Old Town has a wealth of historic architecture and attractions, plus fine restaurants and waterfront views. The best way to unlock Alexandria’s rich culture and history is with a “Key to the City” attractions pass. From Alexandria’s co-founders to the nation’s first president and from the Civil War to civil rights, learn about our remarkable history and walk amongst original 18th-and 19th-century architecture preserved by a city dedicated to honoring its past.

Make sure to include a visit to the nationally renowned Torpedo Factory Art Center which is the former U.S. Naval Torpedo Station, a naval munitions factory. It was converted to an art center in 1974 and is home to the largest number of publicly accessible working artist studios in the U.S. Each year more than half-million visitors interact with its community of artists.


The city is served by the Alexandria City Public School system and serves more than 15,000 students who hail form more than 145 countries and speak 132 languages. There are twenty public schools, to include two middle schools, two Kindergarten-eighth grade, and one Pre-Kindergarten school. The internationally recognized Alexandria City High School serve grades nine through twelve and is committed to ensuring that each student succeeds. Alexandria schools place racial equity, empowerment, and inspiring students at the center of everything—setting clear division-wide priorities and programs to address opportunity and achievement gaps—making sure all students graduate and are ready for college, careers, and life.

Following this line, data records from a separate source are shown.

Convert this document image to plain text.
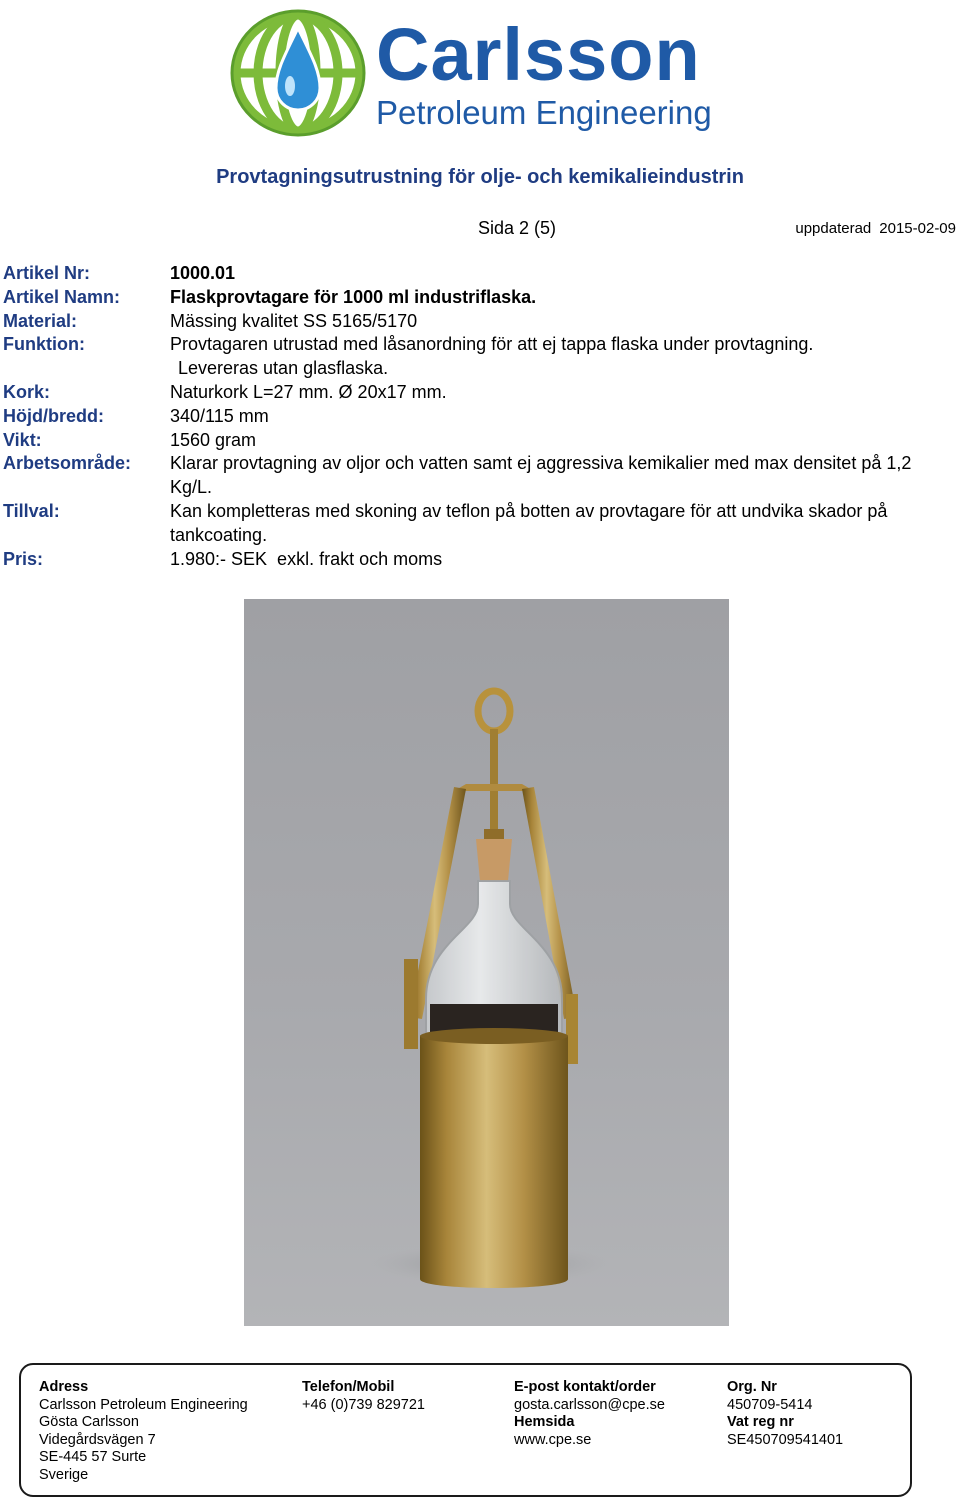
Carlsson
Petroleum Engineering
Provtagningsutrustning för olje- och kemikalieindustrin
Sida 2 (5)	uppdaterad 2015-02-09
Artikel Nr:	1000.01
Artikel Namn:	Flaskprovtagare för 1000 ml industriflaska.
Material:	Mässing kvalitet SS 5165/5170
Funktion:	Provtagaren utrustad med låsanordning för att ej tappa flaska under provtagning.
Levereras utan glasflaska.
Kork:	Naturkork L=27 mm. Ø 20x17 mm.
Höjd/bredd:	340/115 mm
Vikt:	1560 gram
Arbetsområde:	Klarar provtagning av oljor och vatten samt ej aggressiva kemikalier med max densitet på 1,2 Kg/L.
Tillval:	Kan kompletteras med skoning av teflon på botten av provtagare för att undvika skador på tankcoating.
Pris:	1.980:- SEK  exkl. frakt och moms
Adress
Carlsson Petroleum Engineering
Gösta Carlsson
Videgårdsvägen 7
SE-445 57 Surte
Sverige
Telefon/Mobil
+46 (0)739 829721
E-post kontakt/order
gosta.carlsson@cpe.se
Hemsida
www.cpe.se
Org. Nr
450709-5414
Vat reg nr
SE450709541401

For the 2022 school year, there are twenty-one private schools serving over 5,000 students in Alexandria. The top ranked schools include several of the Washington, D.C. area’s top private schools, such as St. Stephen’s and St. Agnes School, Bishop Ireton High School, and Episcopal High School. Also in the city are Alexandria Country Day School, Commonwealth Academy, the Basilica School of Saint Mary, St. Rita’s Catholic School, Blessed Sacrament School, and Global Health College.